After our sobering presentation, we aimed to end on a brighter note by projecting a BBC ocean documentary (translated into Spanish) onto the park’s wall, which became a lovely outdoor movie theatre. It was great to see multiple people take the initiative to pick up the every-day trash in the plaza when they heard about the upcoming movie night. The sun had set, and the people, now bathed and neatly dressed, began to stroll down from their little wooden homes. The kids gathered in the center of the park with homemade popcorn and when the movie began their brown eyes were as wide as saucers. I could not help but smile at the magic in the air as the audience reveled in the spectacular marine footage, doubting the whole time that the images could be real, and at the same time commenting with expertise about the varied marine life they saw, especially the fish. Sure, the older kids may have obsessed about which of the film’s fish they could easily spear, but they were also surreptitiously introduced to crucial concepts such as biodiversity. Someone from our team suggested showing another movie in lieu of this one’s success, but Victor warned against over-doing these special moments to keep them significant – a wise observation from a veteran Peace Corps social worker. Certainly, the movie gave locals a welcome break from the daily routine of watching old soap operas from the counter of the general store.

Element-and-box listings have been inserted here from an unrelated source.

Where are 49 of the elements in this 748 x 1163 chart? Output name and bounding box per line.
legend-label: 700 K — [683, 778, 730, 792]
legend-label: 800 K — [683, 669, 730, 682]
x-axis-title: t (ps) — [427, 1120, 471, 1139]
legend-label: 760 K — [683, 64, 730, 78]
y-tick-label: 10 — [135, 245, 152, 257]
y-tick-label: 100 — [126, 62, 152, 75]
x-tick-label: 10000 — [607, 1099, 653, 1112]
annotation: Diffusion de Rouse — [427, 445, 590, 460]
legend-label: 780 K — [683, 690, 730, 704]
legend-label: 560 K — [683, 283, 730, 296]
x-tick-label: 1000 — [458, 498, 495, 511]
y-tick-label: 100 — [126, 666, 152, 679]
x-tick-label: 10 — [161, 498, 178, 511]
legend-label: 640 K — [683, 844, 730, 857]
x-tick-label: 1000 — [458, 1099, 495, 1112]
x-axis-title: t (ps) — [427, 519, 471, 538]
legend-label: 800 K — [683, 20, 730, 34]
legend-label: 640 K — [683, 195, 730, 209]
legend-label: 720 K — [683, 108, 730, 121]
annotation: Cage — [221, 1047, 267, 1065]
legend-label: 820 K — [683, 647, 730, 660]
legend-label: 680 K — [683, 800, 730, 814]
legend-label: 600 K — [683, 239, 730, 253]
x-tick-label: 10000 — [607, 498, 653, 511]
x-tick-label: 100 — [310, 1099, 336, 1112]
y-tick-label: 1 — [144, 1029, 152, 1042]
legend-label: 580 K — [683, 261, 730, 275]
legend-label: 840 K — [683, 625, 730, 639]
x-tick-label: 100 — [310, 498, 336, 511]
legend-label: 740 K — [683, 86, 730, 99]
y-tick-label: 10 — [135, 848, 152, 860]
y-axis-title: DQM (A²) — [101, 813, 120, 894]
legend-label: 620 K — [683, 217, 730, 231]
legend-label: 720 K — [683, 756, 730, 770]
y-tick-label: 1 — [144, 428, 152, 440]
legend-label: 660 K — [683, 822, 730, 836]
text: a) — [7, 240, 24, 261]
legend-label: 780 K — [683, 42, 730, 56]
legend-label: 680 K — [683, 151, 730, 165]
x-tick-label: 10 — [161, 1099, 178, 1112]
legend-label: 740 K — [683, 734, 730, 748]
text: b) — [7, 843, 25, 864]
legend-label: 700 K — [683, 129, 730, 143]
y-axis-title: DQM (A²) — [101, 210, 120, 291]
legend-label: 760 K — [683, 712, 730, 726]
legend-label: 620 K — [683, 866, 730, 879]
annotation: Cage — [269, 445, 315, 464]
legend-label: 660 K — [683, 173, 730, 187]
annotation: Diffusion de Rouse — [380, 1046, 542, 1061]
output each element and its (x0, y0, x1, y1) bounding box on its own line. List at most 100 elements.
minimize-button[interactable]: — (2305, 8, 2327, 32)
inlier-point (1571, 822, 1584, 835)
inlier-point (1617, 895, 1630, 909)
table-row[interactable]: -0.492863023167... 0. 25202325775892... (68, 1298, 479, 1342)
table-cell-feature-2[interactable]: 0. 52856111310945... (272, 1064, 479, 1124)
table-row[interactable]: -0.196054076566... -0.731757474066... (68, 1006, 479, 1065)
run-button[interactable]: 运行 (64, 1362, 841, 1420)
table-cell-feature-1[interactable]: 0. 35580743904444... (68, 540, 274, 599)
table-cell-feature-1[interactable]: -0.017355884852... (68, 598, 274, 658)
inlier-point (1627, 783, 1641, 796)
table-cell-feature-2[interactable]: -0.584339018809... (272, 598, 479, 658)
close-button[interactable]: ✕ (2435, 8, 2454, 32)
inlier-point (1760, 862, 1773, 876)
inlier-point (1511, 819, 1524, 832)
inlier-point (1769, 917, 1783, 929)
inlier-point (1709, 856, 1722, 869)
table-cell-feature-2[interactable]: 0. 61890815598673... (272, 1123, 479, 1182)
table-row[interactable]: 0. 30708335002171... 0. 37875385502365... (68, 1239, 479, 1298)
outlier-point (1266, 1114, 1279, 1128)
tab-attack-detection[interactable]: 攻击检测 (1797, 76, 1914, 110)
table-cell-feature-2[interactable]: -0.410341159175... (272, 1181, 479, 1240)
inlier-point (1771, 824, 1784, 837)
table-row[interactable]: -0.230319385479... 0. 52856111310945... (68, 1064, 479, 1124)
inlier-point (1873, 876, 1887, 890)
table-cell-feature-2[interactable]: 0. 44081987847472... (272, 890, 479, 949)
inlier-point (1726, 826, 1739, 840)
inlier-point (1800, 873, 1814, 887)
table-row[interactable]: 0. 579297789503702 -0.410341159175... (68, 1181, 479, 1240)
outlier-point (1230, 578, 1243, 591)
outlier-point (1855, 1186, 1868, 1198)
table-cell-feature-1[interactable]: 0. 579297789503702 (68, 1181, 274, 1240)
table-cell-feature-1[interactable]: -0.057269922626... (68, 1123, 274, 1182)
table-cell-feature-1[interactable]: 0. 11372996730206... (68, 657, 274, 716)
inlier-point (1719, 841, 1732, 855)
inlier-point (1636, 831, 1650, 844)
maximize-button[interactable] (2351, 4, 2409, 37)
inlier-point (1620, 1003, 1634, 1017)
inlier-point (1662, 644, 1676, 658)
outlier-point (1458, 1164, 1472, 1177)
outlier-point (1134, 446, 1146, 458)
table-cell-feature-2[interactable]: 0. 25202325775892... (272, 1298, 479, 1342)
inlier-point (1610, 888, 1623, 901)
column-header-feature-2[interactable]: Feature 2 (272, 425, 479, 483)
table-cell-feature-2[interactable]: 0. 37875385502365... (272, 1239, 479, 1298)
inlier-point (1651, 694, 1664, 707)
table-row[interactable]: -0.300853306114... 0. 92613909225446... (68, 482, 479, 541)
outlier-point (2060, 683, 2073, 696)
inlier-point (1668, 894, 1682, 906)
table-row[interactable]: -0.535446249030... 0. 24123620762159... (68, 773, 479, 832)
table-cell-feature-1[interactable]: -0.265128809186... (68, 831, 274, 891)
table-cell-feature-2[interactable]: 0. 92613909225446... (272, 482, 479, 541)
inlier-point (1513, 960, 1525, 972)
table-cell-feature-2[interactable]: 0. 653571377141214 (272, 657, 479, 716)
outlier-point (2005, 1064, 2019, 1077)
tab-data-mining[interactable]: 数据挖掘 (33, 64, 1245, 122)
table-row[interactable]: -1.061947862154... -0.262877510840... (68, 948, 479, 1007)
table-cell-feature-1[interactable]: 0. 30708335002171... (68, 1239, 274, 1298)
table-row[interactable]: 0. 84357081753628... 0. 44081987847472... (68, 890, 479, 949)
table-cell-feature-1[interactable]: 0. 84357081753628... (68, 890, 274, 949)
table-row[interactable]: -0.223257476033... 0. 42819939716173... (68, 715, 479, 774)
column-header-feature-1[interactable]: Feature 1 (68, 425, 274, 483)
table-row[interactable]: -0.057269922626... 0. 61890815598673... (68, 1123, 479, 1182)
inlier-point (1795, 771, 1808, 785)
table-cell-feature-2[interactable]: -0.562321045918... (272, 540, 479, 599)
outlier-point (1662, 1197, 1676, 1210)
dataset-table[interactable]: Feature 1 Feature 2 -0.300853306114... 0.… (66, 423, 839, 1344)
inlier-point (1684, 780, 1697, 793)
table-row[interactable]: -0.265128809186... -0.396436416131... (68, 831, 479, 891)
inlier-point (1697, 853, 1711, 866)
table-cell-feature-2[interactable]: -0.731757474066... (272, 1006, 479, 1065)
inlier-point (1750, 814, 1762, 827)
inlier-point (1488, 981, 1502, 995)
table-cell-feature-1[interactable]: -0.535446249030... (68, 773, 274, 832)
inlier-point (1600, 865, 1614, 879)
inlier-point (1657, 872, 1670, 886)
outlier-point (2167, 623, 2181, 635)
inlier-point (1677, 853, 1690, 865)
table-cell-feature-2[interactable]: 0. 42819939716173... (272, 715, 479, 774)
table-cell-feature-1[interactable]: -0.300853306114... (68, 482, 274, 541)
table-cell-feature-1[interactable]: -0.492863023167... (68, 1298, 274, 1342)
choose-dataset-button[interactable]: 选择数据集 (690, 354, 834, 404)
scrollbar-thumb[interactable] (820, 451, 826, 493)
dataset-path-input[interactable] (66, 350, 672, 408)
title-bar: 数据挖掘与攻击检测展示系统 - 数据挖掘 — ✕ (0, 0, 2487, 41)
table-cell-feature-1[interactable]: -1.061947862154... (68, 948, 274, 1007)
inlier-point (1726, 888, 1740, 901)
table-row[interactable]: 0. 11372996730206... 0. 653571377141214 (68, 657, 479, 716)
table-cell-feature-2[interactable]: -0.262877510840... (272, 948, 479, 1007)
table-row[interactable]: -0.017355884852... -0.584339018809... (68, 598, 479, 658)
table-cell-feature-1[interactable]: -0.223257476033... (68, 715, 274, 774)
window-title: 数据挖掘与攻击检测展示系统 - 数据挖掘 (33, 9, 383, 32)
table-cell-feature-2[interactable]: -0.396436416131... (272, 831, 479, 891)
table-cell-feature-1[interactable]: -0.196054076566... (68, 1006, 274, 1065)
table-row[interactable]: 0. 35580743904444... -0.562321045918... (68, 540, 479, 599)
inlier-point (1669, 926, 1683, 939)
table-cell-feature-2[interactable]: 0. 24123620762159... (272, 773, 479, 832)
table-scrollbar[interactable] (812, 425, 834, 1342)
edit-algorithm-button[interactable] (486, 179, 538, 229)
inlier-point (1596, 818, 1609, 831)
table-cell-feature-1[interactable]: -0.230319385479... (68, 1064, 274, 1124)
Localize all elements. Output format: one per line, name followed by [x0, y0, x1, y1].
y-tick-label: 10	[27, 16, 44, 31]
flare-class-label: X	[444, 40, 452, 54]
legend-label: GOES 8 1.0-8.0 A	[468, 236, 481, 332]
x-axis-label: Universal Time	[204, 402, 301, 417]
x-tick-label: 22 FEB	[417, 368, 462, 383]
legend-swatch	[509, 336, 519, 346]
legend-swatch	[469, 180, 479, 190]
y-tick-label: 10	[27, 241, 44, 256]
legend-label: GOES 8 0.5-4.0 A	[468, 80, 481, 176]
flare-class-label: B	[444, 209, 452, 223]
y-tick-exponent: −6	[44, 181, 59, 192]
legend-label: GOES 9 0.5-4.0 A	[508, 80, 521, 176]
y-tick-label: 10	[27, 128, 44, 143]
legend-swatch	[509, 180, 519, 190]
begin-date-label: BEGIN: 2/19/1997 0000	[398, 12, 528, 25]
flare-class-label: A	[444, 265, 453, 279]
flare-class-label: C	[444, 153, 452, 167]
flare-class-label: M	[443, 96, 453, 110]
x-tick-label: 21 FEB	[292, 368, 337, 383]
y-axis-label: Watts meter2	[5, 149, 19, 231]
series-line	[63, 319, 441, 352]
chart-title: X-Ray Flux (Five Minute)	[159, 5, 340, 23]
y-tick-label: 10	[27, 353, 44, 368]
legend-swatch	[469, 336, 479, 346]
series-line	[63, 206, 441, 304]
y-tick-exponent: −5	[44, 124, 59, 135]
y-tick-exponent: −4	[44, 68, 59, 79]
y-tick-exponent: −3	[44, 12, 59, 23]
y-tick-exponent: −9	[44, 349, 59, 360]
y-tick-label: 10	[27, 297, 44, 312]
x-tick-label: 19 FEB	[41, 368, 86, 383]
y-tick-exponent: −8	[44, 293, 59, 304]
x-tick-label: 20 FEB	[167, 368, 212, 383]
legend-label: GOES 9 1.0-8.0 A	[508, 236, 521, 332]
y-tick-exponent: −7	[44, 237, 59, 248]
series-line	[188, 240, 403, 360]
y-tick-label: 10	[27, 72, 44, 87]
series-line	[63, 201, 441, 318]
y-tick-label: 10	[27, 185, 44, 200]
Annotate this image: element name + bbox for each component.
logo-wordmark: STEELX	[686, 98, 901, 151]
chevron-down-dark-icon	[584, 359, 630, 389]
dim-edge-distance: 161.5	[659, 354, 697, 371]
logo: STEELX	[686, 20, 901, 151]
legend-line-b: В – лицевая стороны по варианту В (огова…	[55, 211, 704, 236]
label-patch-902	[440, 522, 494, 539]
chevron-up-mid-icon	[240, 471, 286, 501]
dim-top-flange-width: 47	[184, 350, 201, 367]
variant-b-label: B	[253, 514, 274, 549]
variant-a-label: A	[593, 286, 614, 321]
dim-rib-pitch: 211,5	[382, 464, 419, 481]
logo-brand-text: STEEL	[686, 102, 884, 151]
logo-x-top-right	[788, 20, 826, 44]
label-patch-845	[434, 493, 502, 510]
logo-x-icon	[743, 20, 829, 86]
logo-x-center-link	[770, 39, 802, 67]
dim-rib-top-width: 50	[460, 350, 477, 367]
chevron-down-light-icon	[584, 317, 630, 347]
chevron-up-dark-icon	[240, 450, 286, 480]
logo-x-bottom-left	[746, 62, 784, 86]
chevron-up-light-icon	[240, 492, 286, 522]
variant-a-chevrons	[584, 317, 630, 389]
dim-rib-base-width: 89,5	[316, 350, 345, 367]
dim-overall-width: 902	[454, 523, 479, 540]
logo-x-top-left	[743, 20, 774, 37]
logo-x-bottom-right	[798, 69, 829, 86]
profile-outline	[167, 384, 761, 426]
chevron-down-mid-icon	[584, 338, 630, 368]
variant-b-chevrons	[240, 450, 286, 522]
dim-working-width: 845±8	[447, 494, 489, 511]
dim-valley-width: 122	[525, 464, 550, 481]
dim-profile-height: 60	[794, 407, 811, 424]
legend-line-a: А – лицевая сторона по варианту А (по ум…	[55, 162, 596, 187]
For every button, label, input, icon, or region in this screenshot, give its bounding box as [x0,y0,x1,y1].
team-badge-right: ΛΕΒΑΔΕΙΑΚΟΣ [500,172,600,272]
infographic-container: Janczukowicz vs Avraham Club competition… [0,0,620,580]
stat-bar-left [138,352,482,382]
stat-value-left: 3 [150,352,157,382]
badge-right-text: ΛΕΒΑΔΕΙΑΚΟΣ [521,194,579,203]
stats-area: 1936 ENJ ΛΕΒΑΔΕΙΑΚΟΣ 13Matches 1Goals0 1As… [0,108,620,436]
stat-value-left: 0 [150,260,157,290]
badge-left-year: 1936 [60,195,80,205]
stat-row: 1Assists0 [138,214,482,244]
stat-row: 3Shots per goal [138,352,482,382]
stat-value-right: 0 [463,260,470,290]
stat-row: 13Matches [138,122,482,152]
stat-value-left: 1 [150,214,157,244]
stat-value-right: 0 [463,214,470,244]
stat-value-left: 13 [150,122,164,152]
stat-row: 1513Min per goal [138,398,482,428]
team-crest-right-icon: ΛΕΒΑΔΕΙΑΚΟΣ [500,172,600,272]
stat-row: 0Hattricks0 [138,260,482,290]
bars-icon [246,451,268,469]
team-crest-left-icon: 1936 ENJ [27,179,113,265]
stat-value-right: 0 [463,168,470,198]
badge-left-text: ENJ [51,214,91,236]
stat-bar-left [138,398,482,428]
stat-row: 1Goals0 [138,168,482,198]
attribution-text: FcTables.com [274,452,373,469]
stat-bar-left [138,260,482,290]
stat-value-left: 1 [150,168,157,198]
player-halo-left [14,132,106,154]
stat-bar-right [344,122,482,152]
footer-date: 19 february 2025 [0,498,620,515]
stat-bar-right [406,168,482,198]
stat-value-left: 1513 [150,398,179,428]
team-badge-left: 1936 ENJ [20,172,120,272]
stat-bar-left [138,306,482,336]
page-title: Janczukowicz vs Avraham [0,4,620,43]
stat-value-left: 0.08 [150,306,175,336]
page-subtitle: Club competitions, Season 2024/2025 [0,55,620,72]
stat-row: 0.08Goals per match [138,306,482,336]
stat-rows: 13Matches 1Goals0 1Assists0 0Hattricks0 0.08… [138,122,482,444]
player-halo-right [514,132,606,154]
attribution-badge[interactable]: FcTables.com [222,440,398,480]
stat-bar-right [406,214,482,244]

The following day, I took on a major, unplanned mural project while my colleagues continued to work underwater, and though I would have liked to be in the cool sea, painting the mural taught me more about the community than I could have hoped for. People of all ages, from the local drunk to the granddaughter of some of the town’s first residents lingered in the shade, observing, critiquing, criticizing, appraising, and every so often lending a hand. There was certainly no one, from the toddlers to the elders, that didn’t throw in their two cents, but only three young men and a handful of children took a brush to the wall. The locals were especially excited about identifying the marine species that I painted, usually pointing to the inconsistencies in their shape and features.

We began with one gallon of white base paint, and we used just one pint of red, green, blue, and yellow to make our 20ft wide by 6ft tall masterpiece. In the 106° humid heat, we were bitten by midges, mauled by mosquitos, and sweated more than is humanly possible, our skin burning off as the morning shade gave way to the oppressive afternoon sun. Nevertheless, our efforts were rewarded as the project picked up momentum, and if it had not been for our few, but hardworking, helpers the mural would have remained incomplete. We left a band of white space above the piece for locals to write a conservation message of their choice after we had gone. In the morning, as we packed to go, we added the Grupo Puntacana palm leaf logo and the names of our sponsors and signed the work for posterity. I’m sure that the artwork will be appreciated daily, with much mention brought to the depiction of Geury working in the coral nursery.

As for my team and I, we left Punta Rucia with a deep appreciation and a much richer understanding of what it means to live in an artisanal fishing community in the Caribbean, and of where the DR stands in terms of ensuring the livelihoods of local people and safeguarding the ecosystems that provide for them.